An aeroplane when flying at a height of 4000 m from the ground passes vertically above another aeroplane at an
instant when the angles of the elevation of the two planes from the same point on the ground are 60° and 45°
respectively. Find the distance between the aeroplanes at that instant.​

Answer 1

Answer:

$\large\bold\red{\frac{4( \sqrt{3} - 1) }{ \sqrt{3} } \: Km}$

Step-by-step explanation:

Given that,

An aeroplane is above another plane at an instant having angle of elevation 60° and 45° respectively.

Let ,

the planes are at pt. A and B above the point C , which is just below the aeroplanes.

and,

the angle of elevation is measured from pt. O.

Note:- Refer to attachment for the figure.

Now,

We have,

AC = 4000 m

Let,

AB = 'x' m

Therefore,

BC = (4000 - x) m

Now,

We have,

In ∆OBC,

$\tan(45) = \frac{4000 - x}{OC} \: \: \: \: \: \: \: \: \: ..........(i)$

Also,

In ∆OAC,

$\tan(60) = \frac{4000}{OC} \: \: \: \: \: \: \: \: .................(ii)$

Now,

dividing Equation $(i)\;and\;(ii)$,

We get,

$= > \frac{ \tan(45) }{ \tan(60) } = \frac{ \frac{4000 - x}{OC} }{ \frac{4000}{OC} } \\\\ = > \frac{ \tan(45) }{ \tan(60) } = \frac{4000 - x}{4000}$

But,

We know that,

$\tan(45) = 1 \: \: \: \: and \: \: \: \: \tan(60) = \sqrt{3}$

Therefore,

Putting the values,

We get,

$= > \frac{1}{ \sqrt{3} } = \frac{4000 - x}{4000} \\ \\ = > 4000 = \sqrt{3} (4000 - x) \\\\ = > 4000 = 4000 \sqrt{3} - \sqrt{3} x \\\\ = > 4000 \sqrt{3} - 4000 = \sqrt{3} x \\ \\ = > \sqrt{3} x = ( \sqrt{3} - 1)4000 \\ \\ = > x = \frac{4000( \sqrt{3} - 1)}{ \sqrt{3} } \: m \\\\ = > x = \frac{4000 ( \sqrt{3 } - 1)}{1000 \sqrt{3} } \: Km \\\\ = > x = \frac{4( \sqrt{3} - 1)}{ \sqrt{3} } \: Km$

Hence,

the distance between the aeroplanes at that instant is $\frac{4( \sqrt{3} - 1) }{ \sqrt{3} } \: Km$

$\bold\red{Note:-}$

• Here, in the Question it's not given to use the value of$\sqrt{3}$.

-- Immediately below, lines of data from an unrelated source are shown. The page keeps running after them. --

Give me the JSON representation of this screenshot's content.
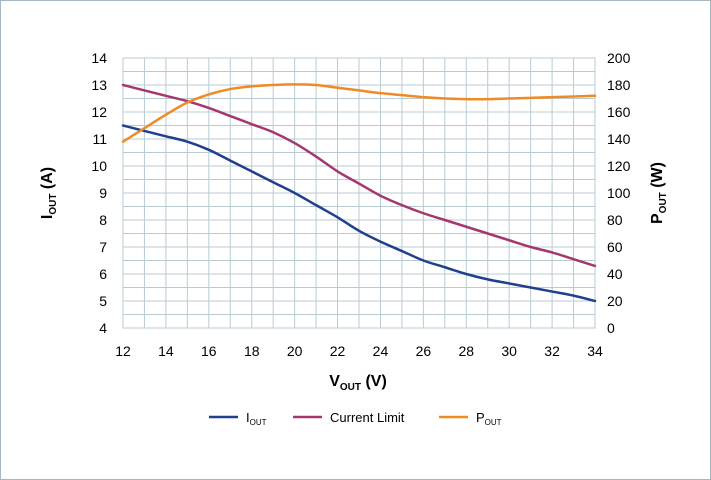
{
  "chart_data": {
    "type": "line",
    "title": "",
    "xlabel": {
      "main": "V",
      "sub": "OUT",
      "tail": " (V)"
    },
    "ylabel_left": {
      "main": "I",
      "sub": "OUT",
      "tail": " (A)"
    },
    "ylabel_right": {
      "main": "P",
      "sub": "OUT",
      "tail": " (W)"
    },
    "xlim": [
      12,
      34
    ],
    "ylim_left": [
      4,
      14
    ],
    "ylim_right": [
      0,
      200
    ],
    "x_ticks": [
      12,
      14,
      16,
      18,
      20,
      22,
      24,
      26,
      28,
      30,
      32,
      34
    ],
    "y_left_ticks": [
      4,
      5,
      6,
      7,
      8,
      9,
      10,
      11,
      12,
      13,
      14
    ],
    "y_right_ticks": [
      0,
      20,
      40,
      60,
      80,
      100,
      120,
      140,
      160,
      180,
      200
    ],
    "grid": true,
    "legend_position": "bottom",
    "series": [
      {
        "key": "iout",
        "name": {
          "main": "I",
          "sub": "OUT"
        },
        "axis": "left",
        "color": "#1f3f8f",
        "x": [
          12,
          13,
          14,
          15,
          16,
          17,
          18,
          19,
          20,
          21,
          22,
          23,
          24,
          25,
          26,
          27,
          28,
          29,
          30,
          31,
          32,
          33,
          34
        ],
        "y": [
          11.5,
          11.3,
          11.1,
          10.9,
          10.6,
          10.2,
          9.8,
          9.4,
          9.0,
          8.55,
          8.1,
          7.6,
          7.2,
          6.85,
          6.5,
          6.25,
          6.0,
          5.8,
          5.65,
          5.5,
          5.35,
          5.2,
          5.0
        ]
      },
      {
        "key": "current_limit",
        "name": {
          "main": "Current Limit",
          "sub": ""
        },
        "axis": "left",
        "color": "#a4386e",
        "x": [
          12,
          13,
          14,
          15,
          16,
          17,
          18,
          19,
          20,
          21,
          22,
          23,
          24,
          25,
          26,
          27,
          28,
          29,
          30,
          31,
          32,
          33,
          34
        ],
        "y": [
          13.0,
          12.8,
          12.6,
          12.4,
          12.15,
          11.85,
          11.55,
          11.25,
          10.85,
          10.35,
          9.8,
          9.35,
          8.9,
          8.55,
          8.25,
          8.0,
          7.75,
          7.5,
          7.25,
          7.0,
          6.8,
          6.55,
          6.3
        ]
      },
      {
        "key": "pout",
        "name": {
          "main": "P",
          "sub": "OUT"
        },
        "axis": "right",
        "color": "#f08a24",
        "x": [
          12,
          13,
          14,
          15,
          16,
          17,
          18,
          19,
          20,
          21,
          22,
          23,
          24,
          25,
          26,
          27,
          28,
          29,
          30,
          31,
          32,
          33,
          34
        ],
        "y": [
          138,
          148,
          158,
          167,
          173,
          177,
          179,
          180,
          180.5,
          180,
          178,
          176,
          174,
          172.5,
          171,
          170,
          169.5,
          169.5,
          170,
          170.5,
          171,
          171.5,
          172
        ]
      }
    ]
  }
}
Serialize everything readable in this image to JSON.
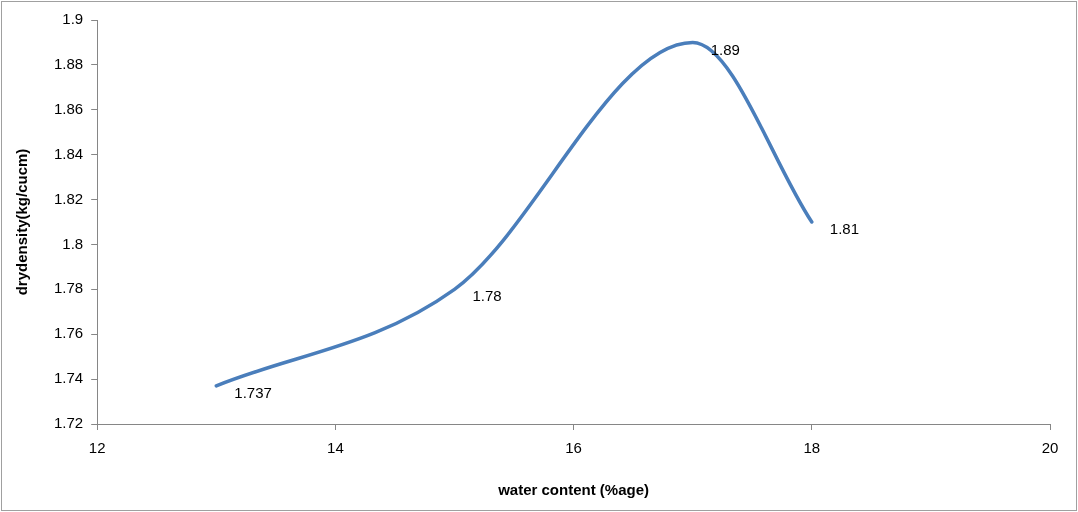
{
  "chart_data": {
    "type": "line",
    "xlabel": "water content (%age)",
    "ylabel": "drydensity(kg/cucm)",
    "x": [
      13,
      15,
      17,
      18
    ],
    "series": [
      {
        "color": "#4a7ebb",
        "values": [
          1.737,
          1.78,
          1.89,
          1.81
        ]
      }
    ],
    "xlim": [
      12,
      20
    ],
    "xticks": [
      12,
      14,
      16,
      18,
      20
    ],
    "ylim": [
      1.72,
      1.9
    ],
    "yticks": [
      1.72,
      1.74,
      1.76,
      1.78,
      1.8,
      1.82,
      1.84,
      1.86,
      1.88,
      1.9
    ],
    "grid": false,
    "legend": false,
    "marker": "none",
    "line_style": "solid",
    "data_labels": true
  }
}
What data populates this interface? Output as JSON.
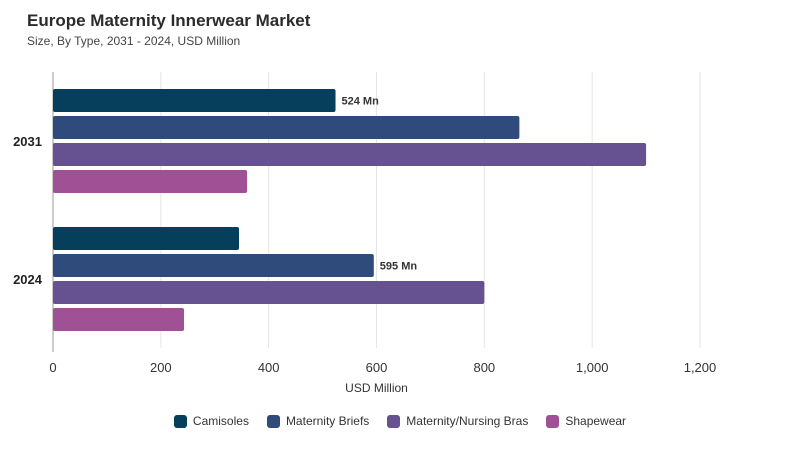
{
  "header": {
    "title": "Europe Maternity Innerwear Market",
    "subtitle": "Size, By Type, 2031 - 2024, USD Million"
  },
  "chart_data": {
    "type": "bar",
    "orientation": "horizontal",
    "title": "Europe Maternity Innerwear Market",
    "subtitle": "Size, By Type, 2031 - 2024, USD Million",
    "categories": [
      "2031",
      "2024"
    ],
    "series": [
      {
        "name": "Camisoles",
        "color": "#063f5c",
        "values": [
          524,
          345
        ]
      },
      {
        "name": "Maternity Briefs",
        "color": "#2f4b7c",
        "values": [
          865,
          595
        ]
      },
      {
        "name": "Maternity/Nursing Bras",
        "color": "#665191",
        "values": [
          1100,
          800
        ]
      },
      {
        "name": "Shapewear",
        "color": "#a05195",
        "values": [
          360,
          243
        ]
      }
    ],
    "data_labels": [
      {
        "category": "2031",
        "series": "Camisoles",
        "text": "524 Mn"
      },
      {
        "category": "2024",
        "series": "Maternity Briefs",
        "text": "595 Mn"
      }
    ],
    "xlabel": "USD Million",
    "ylabel": "",
    "xlim": [
      0,
      1200
    ],
    "x_ticks": [
      0,
      200,
      400,
      600,
      800,
      1000,
      1200
    ],
    "x_tick_labels": [
      "0",
      "200",
      "400",
      "600",
      "800",
      "1,000",
      "1,200"
    ],
    "grid": true,
    "legend_position": "bottom"
  }
}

• That's why we can't take value of $\sqrt{3}$ until it's given.

• And if you think we can take values, then it should be kept kin mind what value we will use, 1.7 or 1.73 or 1.732 or 1.7321 or upto what decimal places ??

• So, U can't take a specific value of $\sqrt{3}$here.